In a study published in 2015, Daphna Oyserman of the USC Dornsife Mind and Society Center and Neil Lewis of the University of Michigan found that for goals to be motivating, the future (the deadline) must feel imminent. In one scenario, the researchers asked participants when they would begin saving for retirement. They told the first group that they would retire from their jobs in 10,950 to 14,600 days. The second group planned on retirement starting after 30 to 40 years. Even though 10,950 to 14,600 days is the same amount of time as 30 to 40 years, the term “days” influenced how imminent the participants perceived their deadlines to be. The “days” group planned to start saving four times sooner than the group who thought of the event in years.
What the Research Means for You
Instead of setting a far-off goal, break one of your long-term goals into smaller chunks that have an imminent deadline. Amy Morin of Forbes called them “now deadlines,” and she explained how to reach them: “Create target dates to reach your objectives. Find something you can do this week to begin taking some type of action now.” Let’s look at an example together.
Long-term goal: Write a novel in one year.
- Day One: Think of three interesting plot ideas by Sunday.

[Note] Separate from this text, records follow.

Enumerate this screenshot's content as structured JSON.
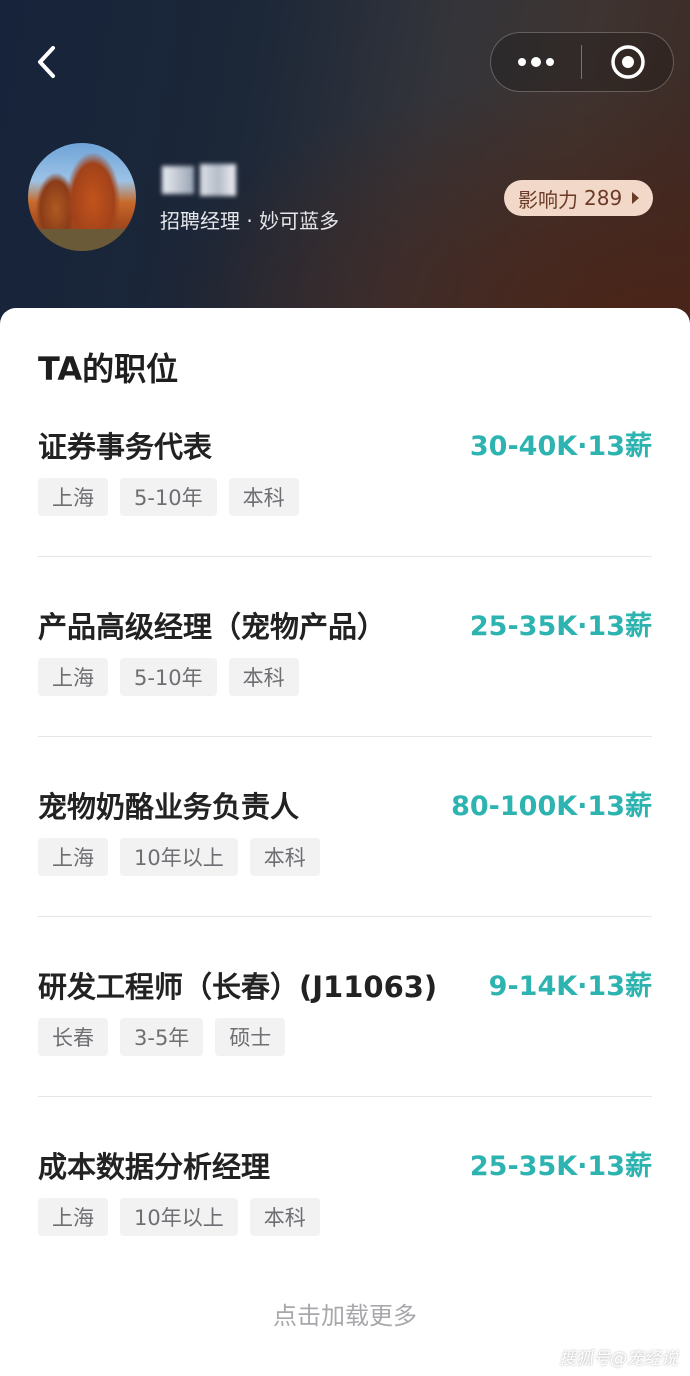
{
  "header": {
    "subtitle": "招聘经理 · 妙可蓝多",
    "influence_label": "影响力",
    "influence_value": "289"
  },
  "section": {
    "title": "TA的职位"
  },
  "jobs": [
    {
      "title": "证券事务代表",
      "salary": "30-40K·13薪",
      "tags": [
        "上海",
        "5-10年",
        "本科"
      ]
    },
    {
      "title": "产品高级经理（宠物产品）",
      "salary": "25-35K·13薪",
      "tags": [
        "上海",
        "5-10年",
        "本科"
      ]
    },
    {
      "title": "宠物奶酪业务负责人",
      "salary": "80-100K·13薪",
      "tags": [
        "上海",
        "10年以上",
        "本科"
      ]
    },
    {
      "title": "研发工程师（长春）(J11063)",
      "salary": "9-14K·13薪",
      "tags": [
        "长春",
        "3-5年",
        "硕士"
      ]
    },
    {
      "title": "成本数据分析经理",
      "salary": "25-35K·13薪",
      "tags": [
        "上海",
        "10年以上",
        "本科"
      ]
    }
  ],
  "load_more": "点击加载更多",
  "watermark": "搜狐号@宠经说",
  "colors": {
    "accent_salary": "#2db3b0",
    "influence_bg": "#f1d8c8"
  },
  "icons": {
    "back": "chevron-left-icon",
    "more": "more-dots-icon",
    "close": "target-close-icon"
  }
}
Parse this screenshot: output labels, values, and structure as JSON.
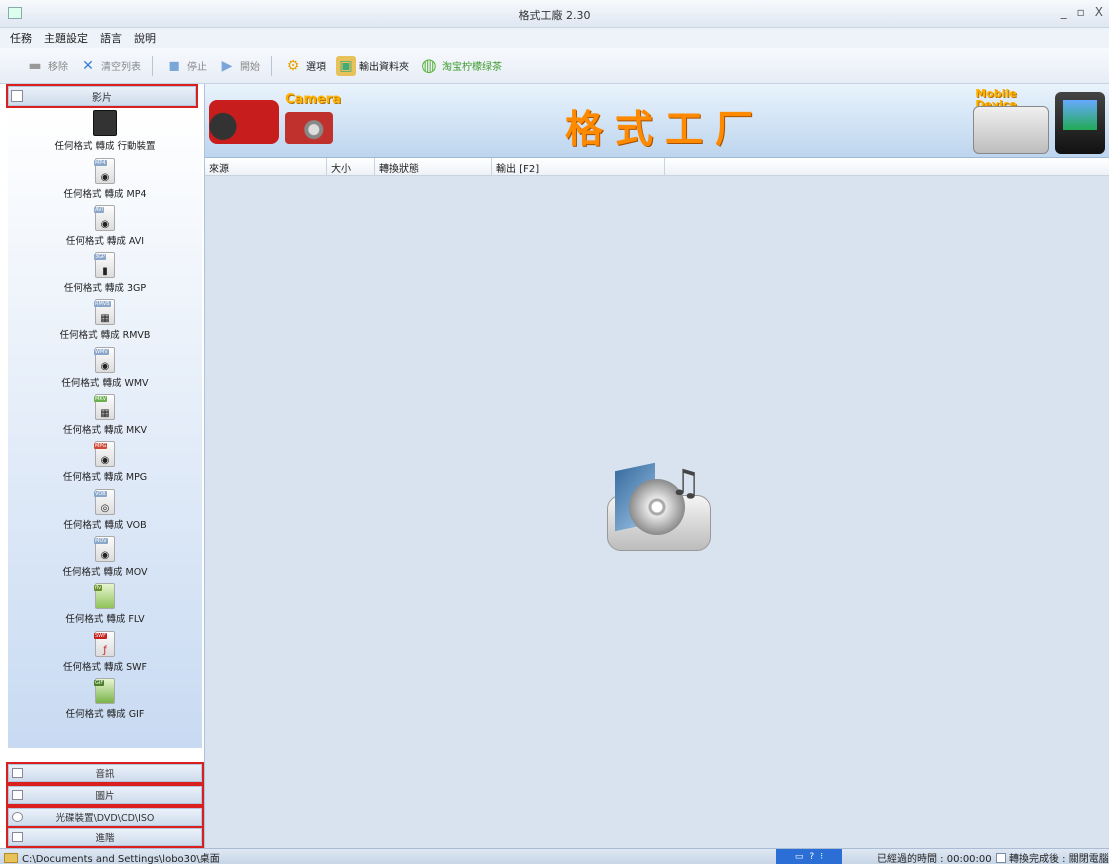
{
  "window": {
    "title": "格式工廠 2.30",
    "minimize": "_",
    "maximize": "▫",
    "close": "X"
  },
  "menu": [
    "任務",
    "主題設定",
    "語言",
    "說明"
  ],
  "toolbar": {
    "remove": "移除",
    "clear_list": "清空列表",
    "stop": "停止",
    "start": "開始",
    "options": "選項",
    "output_folder": "輸出資料夾",
    "taobao": "淘宝柠檬绿茶"
  },
  "sidebar": {
    "video_header": "影片",
    "items": [
      {
        "label": "任何格式 轉成 行動裝置",
        "tag": ""
      },
      {
        "label": "任何格式 轉成 MP4",
        "tag": "MP4"
      },
      {
        "label": "任何格式 轉成 AVI",
        "tag": "AVI"
      },
      {
        "label": "任何格式 轉成 3GP",
        "tag": "3GP"
      },
      {
        "label": "任何格式 轉成 RMVB",
        "tag": "RMVB"
      },
      {
        "label": "任何格式 轉成 WMV",
        "tag": "WMV"
      },
      {
        "label": "任何格式 轉成 MKV",
        "tag": "MKV"
      },
      {
        "label": "任何格式 轉成 MPG",
        "tag": "MPG"
      },
      {
        "label": "任何格式 轉成 VOB",
        "tag": "VOB"
      },
      {
        "label": "任何格式 轉成 MOV",
        "tag": "MOV"
      },
      {
        "label": "任何格式 轉成 FLV",
        "tag": "flv"
      },
      {
        "label": "任何格式 轉成 SWF",
        "tag": "SWF"
      },
      {
        "label": "任何格式 轉成 GIF",
        "tag": "GIF"
      }
    ],
    "audio": "音訊",
    "picture": "圖片",
    "rom_device": "光碟裝置\\DVD\\CD\\ISO",
    "advanced": "進階"
  },
  "banner": {
    "camera": "Camera",
    "brand": "格式工厂",
    "mobile": "Mobile Device"
  },
  "list": {
    "columns": [
      "來源",
      "大小",
      "轉換狀態",
      "輸出 [F2]"
    ]
  },
  "statusbar": {
    "path": "C:\\Documents and Settings\\lobo30\\桌面",
    "elapsed": "已經過的時間 : 00:00:00",
    "after_convert": "轉換完成後 : 關閉電腦"
  },
  "colors": {
    "accent_orange": "#ff8a00",
    "highlight_red": "#d9201e",
    "list_bg": "#d8e3ef"
  }
}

- Day Two: Decide which plot you want to pursue.
- Days Three to Six: Write 500 words every day.
- Day Seven: Read and enjoy what you’ve written so far.
Why Short-Term Self Improvement Goals are Always Successful
Forward movement is progress.
Starting your week with an objective will provide motivation and structure. You may not always meet your daily goal, but you will still be moving forward and improving yourself. For instance, in the example above, the goal for Day Four was five hundred words. Even if you don’t have a chance to write a single word that day, you have still come up with three awesome plots and five hundred words of your new novel. You can get back on track for Days Four through Seven. The small steps you take every week will lead to big accomplishments.
You can’t predict the future.
No one can say for a certainty what will happen in the future, especially years or decades from now. However, you can speculate what will happen tomorrow or next week with some accuracy. Take advantage of your short-term prediction skills by setting goals for the near future. You will have time to adapt and change to new events, technology, and even the weather when you set short-term goals.
How to Choose a Self-Improvement Goal
In an article titled “How to Worry Less About the Future and Make Each Week Awesome,” Samy Felice suggests concentrating on weekly events that are in your control. You can center goals around what time you wake up, with whom you associate, and what you eat, read, and watch. You can drop a bad habit or pick up a healthy one.
So, what will your goal be? Whatever you decide, make sure to divide your big objectives into small, manageable chunks that you can focus on each week. Choose something in your control, and don’t be discouraged by minor setbacks.
Are you better this week than you were last week? If you start the week with a self-improvement goal, the answer will always be yes.